The DITING Framework
DITING addresses six critical dimensions in web novel translation:
- Idiom Translation: Evaluating translations for figurative and emotional accuracy.
- Lexical Ambiguity: Ensuring context-specific disambiguation of polysemous terms.
- Terminology Localization: Adapting culturally specific terms appropriately in translations.
- Tense Consistency: Maintaining temporal coherence across narrative structures.
- Zero-Pronoun Resolution: Explicitly restoring omitted pronouns for clarity.
- Cultural Safety: Aligning translations with ethical and cultural norms.
This framework is supported by an annotated corpus of over 18,000 Chinese-English sentence pairs, allowing comprehensive assessment across these dimensions.
Figure 2: Overview of our work.
AgentEval: A Multi-Agent Evaluation Approach
AgentEval is a key component of DITING, providing a novel evaluation mechanism by simulating expert judgments through multi-agent interactions. Each agent independently evaluates translations and engages in structured debate to reach a consensus, which closely mirrors the human expert negotiation process. This reasoning-driven assessment goes beyond lexical similarity, achieving superior alignment with expert evaluations compared to traditional metrics.
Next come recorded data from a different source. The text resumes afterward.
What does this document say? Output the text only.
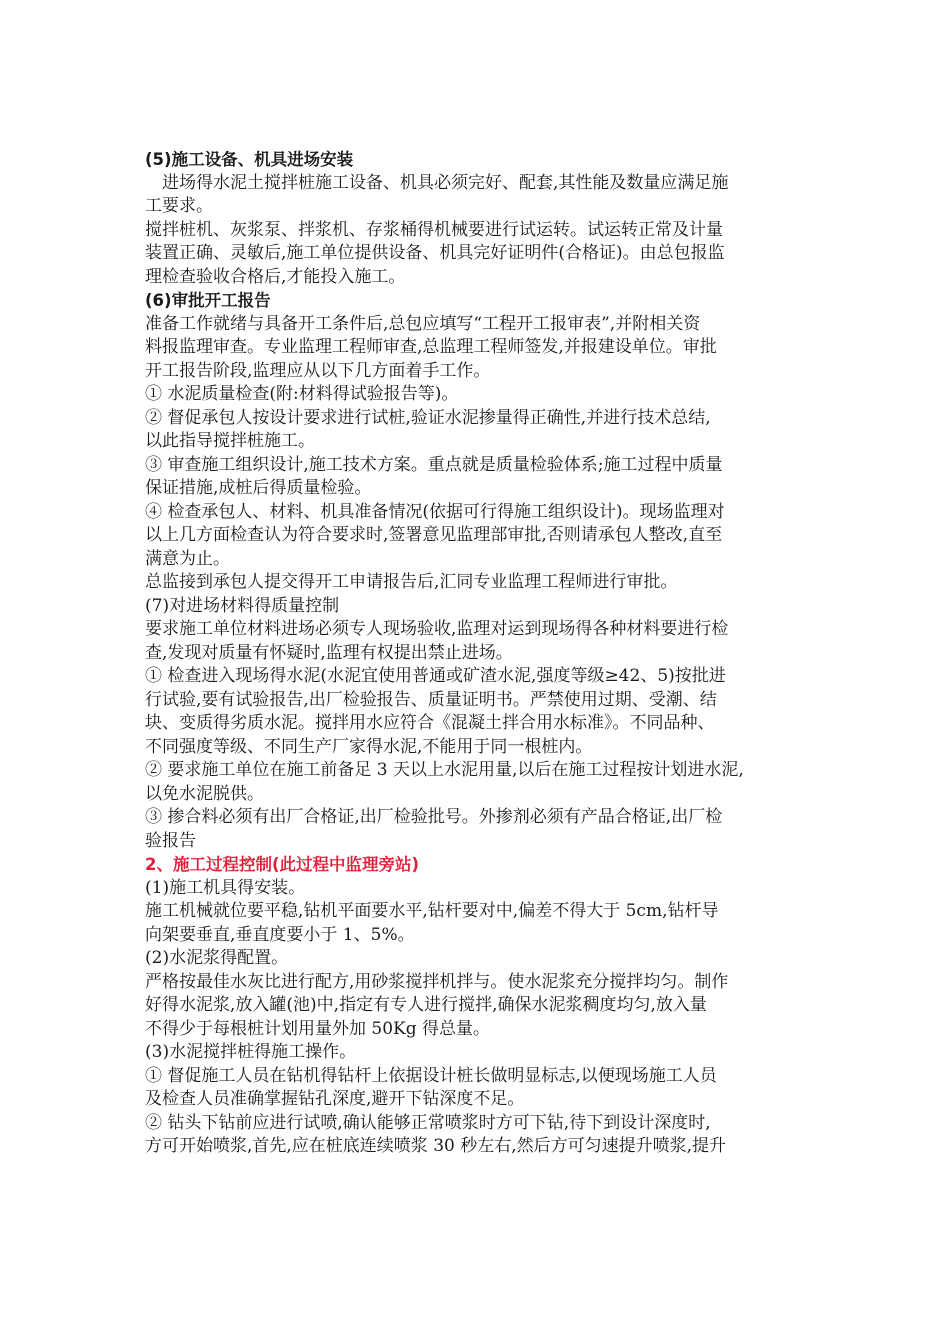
(5)施工设备、机具进场安装
进场得水泥土搅拌桩施工设备、机具必须完好、配套,其性能及数量应满足施
工要求。
搅拌桩机、灰浆泵、拌浆机、存浆桶得机械要进行试运转。试运转正常及计量
装置正确、灵敏后,施工单位提供设备、机具完好证明件(合格证)。由总包报监
理检查验收合格后,才能投入施工。
(6)审批开工报告
准备工作就绪与具备开工条件后,总包应填写“工程开工报审表”,并附相关资
料报监理审查。专业监理工程师审查,总监理工程师签发,并报建设单位。审批
开工报告阶段,监理应从以下几方面着手工作。
① 水泥质量检查(附:材料得试验报告等)。
② 督促承包人按设计要求进行试桩,验证水泥掺量得正确性,并进行技术总结,
以此指导搅拌桩施工。
③ 审查施工组织设计,施工技术方案。重点就是质量检验体系;施工过程中质量
保证措施,成桩后得质量检验。
④ 检查承包人、材料、机具准备情况(依据可行得施工组织设计)。现场监理对
以上几方面检查认为符合要求时,签署意见监理部审批,否则请承包人整改,直至
满意为止。
总监接到承包人提交得开工申请报告后,汇同专业监理工程师进行审批。
(7)对进场材料得质量控制
要求施工单位材料进场必须专人现场验收,监理对运到现场得各种材料要进行检
查,发现对质量有怀疑时,监理有权提出禁止进场。
① 检查进入现场得水泥(水泥宜使用普通或矿渣水泥,强度等级≥42、5)按批进
行试验,要有试验报告,出厂检验报告、质量证明书。严禁使用过期、受潮、结
块、变质得劣质水泥。搅拌用水应符合《混凝土拌合用水标准》。不同品种、
不同强度等级、不同生产厂家得水泥,不能用于同一根桩内。
② 要求施工单位在施工前备足 3 天以上水泥用量,以后在施工过程按计划进水泥,
以免水泥脱供。
③ 掺合料必须有出厂合格证,出厂检验批号。外掺剂必须有产品合格证,出厂检
验报告
2、施工过程控制(此过程中监理旁站)
(1)施工机具得安装。
施工机械就位要平稳,钻机平面要水平,钻杆要对中,偏差不得大于 5cm,钻杆导
向架要垂直,垂直度要小于 1、5%。
(2)水泥浆得配置。
严格按最佳水灰比进行配方,用砂浆搅拌机拌与。使水泥浆充分搅拌均匀。制作
好得水泥浆,放入罐(池)中,指定有专人进行搅拌,确保水泥浆稠度均匀,放入量
不得少于每根桩计划用量外加 50Kg 得总量。
(3)水泥搅拌桩得施工操作。
① 督促施工人员在钻机得钻杆上依据设计桩长做明显标志,以便现场施工人员
及检查人员准确掌握钻孔深度,避开下钻深度不足。
② 钻头下钻前应进行试喷,确认能够正常喷浆时方可下钻,待下到设计深度时,
方可开始喷浆,首先,应在桩底连续喷浆 30 秒左右,然后方可匀速提升喷浆,提升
To facilitate metric comparisons, the authors developed MetricAlign, a dataset of 300 sentence pairs with detailed annotations to assess metric accuracy. AgentEval showed the strongest correlation with human judgments, outperforming other metrics.
Figure 3: The Label Studio interface of the DITING annotation process.
Evaluation of Models
The framework was used to evaluate fourteen different MT models, revealing that Chinese-trained models generally outperform their larger foreign-trained counterparts in translating web novels. Notably, DeepSeek-V3 was identified as providing the most accurate translations in terms of both fidelity and coherence, emphasizing the importance of model training environments and resource alignment.
Implications and Future Work
The introduction of DITING and AgentEval highlights a shift towards more nuanced translation evaluation, recognizing the inadequacy of conventional metrics for web novels. The robust performance of AgentEval suggests promising applications for MT research, especially in genres where cultural and narrative fidelity is pivotal.
Looking forward, the framework's adaptability suggests potential expansions into other complex literary genres. Further, incorporating document-level narrative evaluation could enhance coherence assessments across broader contexts, addressing current limitations such as the focus on sentence-level evaluation.
Conclusion
The DITING framework and accompanying AgentEval method mark significant strides in adapting evaluative metrics to the complexities inherent in web novel translation. By providing a robust, multi-dimensional approach, it sets a new standard for translation quality assessment, particularly in areas demanding nuanced cultural and contextual understanding. This research lays the groundwork for future exploration into advanced translation models capable of handling intricate literary constructs.